A real uncle (her mother's brother) has died and left Hattie his 320-acre homestead in Montana. Hattie, now 16, leaves Iowa and sets her sights west to, like so many others, make a home for herself.
Such is the tale that takes place in 1918 as told in Hattie Big Sky by Kirby Larson. The story is based on the homesteading experiences of the author's great-grandmother.
I am reading about Hattie along with a young woman who is going into the eighth grade and is not too fond of reading. Her mother and I are hoping that having someone to talk to about the story will help her to become enamored with the saga of Hattie.
Just a few chapters in, I already am loving this book. For someone so young, Hattie is brave to take on such an enormous responsibility alone but it is just that "backbone" that her deceased Uncle Chester was counting on when he left her the homestead.

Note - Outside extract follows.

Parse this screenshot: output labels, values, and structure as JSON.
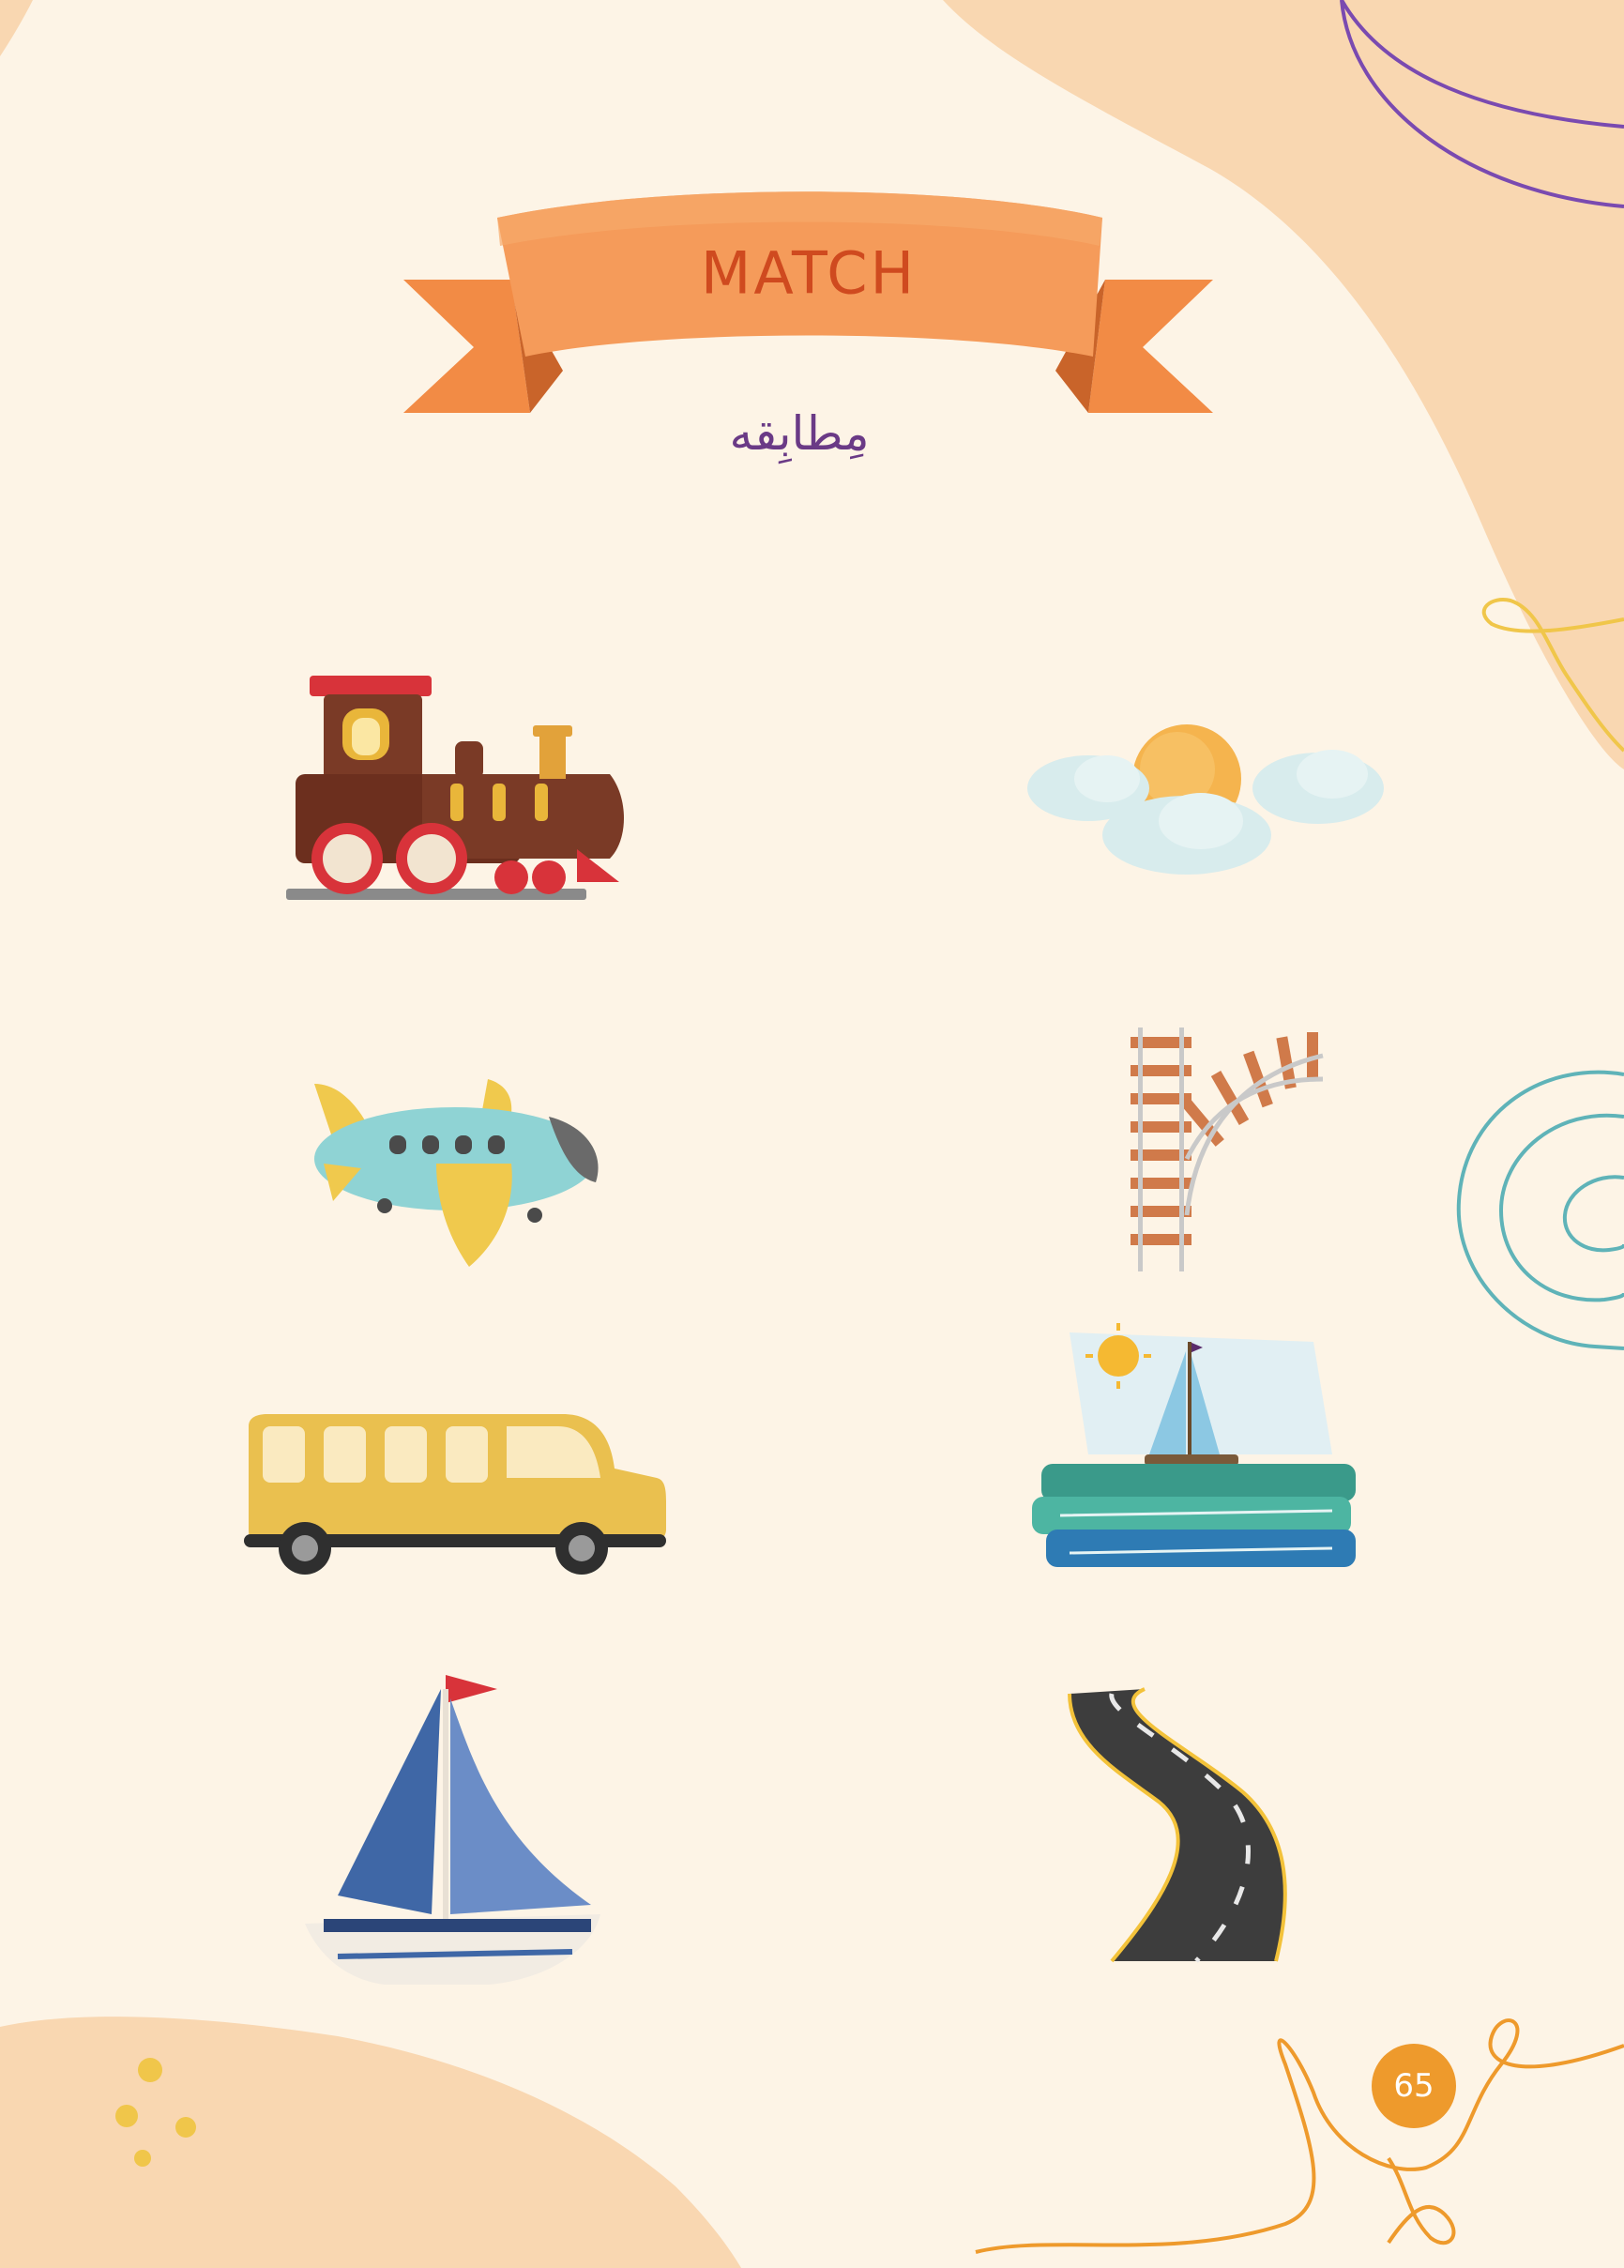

The author has given Hattie an engaging voice and manages to paint a picture of life in that part of America against the backdrop of World War I. For example, here is a list of the supplies Hattie buys her first day in Wolf Point, the town that is thirty miles from her new home:
one-quarter barrel of wheat flour
25 pounds of sugar (this is rationed due to the war)
15 pounds cornmeal
20 pounds of coffee
raisins and other dried fruits
a tin of loose tea
tinned meats and canned goods
I can't imagine having to travel 30 miles to do my shopping and having to buy groceries in those quantities.
Anyway, we will just have to see how Hattie handles her new life in Big Sky Montana. I have a feeling she will do just fine.